Global Climate Change - A Walk on the Beach

There's actually a fairly simple solution to "Global Warming", if it were occurring. Simple, and much less expensive than the proposed carbon tax-and-spend schemes or tax-and-graft-to-third-world-dictator schemes.

You see my solution every summer day on the beaches.

Mylar umbrellas.

Okay, so I'm not putting them on the beaches, I'm putting them up in space. The entire global warming problem, as of the worst estimates, is a few degrees Fahrenheit over a century. Let's say 4-5 so we get worst case scenario on the problem.

And yet, on any desert, the day-to-night temperature drop is huge - on the order of 40-50 degrees Fahrenheit. So that means that the sun is warming the earth by that much each day.

So, at worst, we need to cool the planet each century by 1/10 the amount of energy that the sun sends each day. What percentage is that?

EQ 1: 4/40 * 1/100 * 1/365 => 0.00027%


Okay, so that's the maximum percentage of incoming energy that we need to stop.

So how many square miles of energy are we getting, anyway? You remember pi times radius squared? Well, the radius of the earth is 4000 miles, so the area of sunlight that Earth intercepts is a circle with about 50 million square miles.

EQ 2: 3.15 * 4000 * 4000 = 50,265,482 square miles


Multiply that by our percent from Equation 1 and you get about 138 square miles of umbrella needed to solve the entire problem.

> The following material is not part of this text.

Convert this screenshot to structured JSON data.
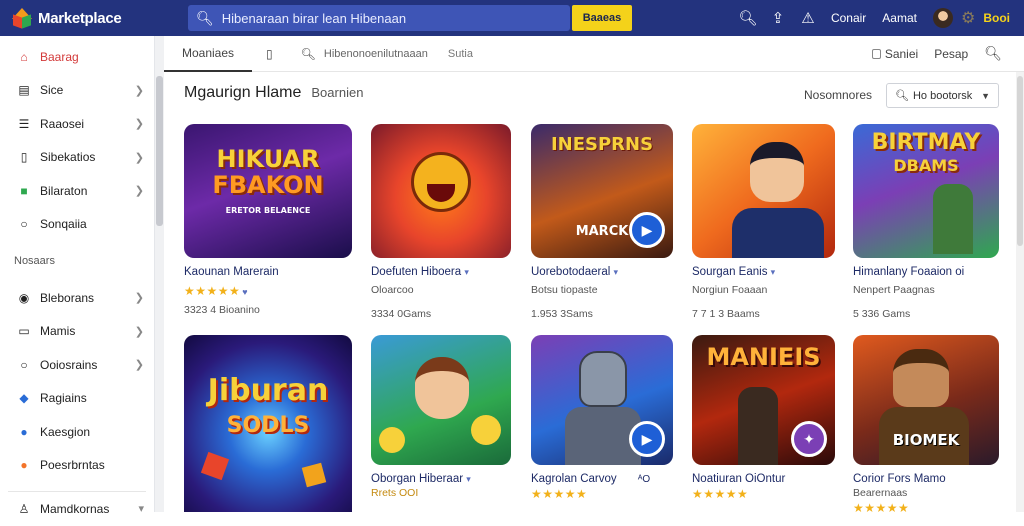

EQ 3: 50,265,482 * 0.00027% = 137.7136506


So, we can solve the whole alleged problem with current technology and a couple of hundred square miles of PVC and mylar. I make that out to be roughly three hundred shuttle loads, and even with NASA's current atrocious cost structure it's a tenth or less of the cost of the other proposed solutions.

The great thing about this particular solution is that, when the sun drops out of its current warming cycle and the coming ice age hits, we can reverse the mylar and reflect sunlight down to warm the Earth by a similar amount. Rough calculations tell me that we'll need about three times this many satellites at that time, and all the carbon dioxide we can put out.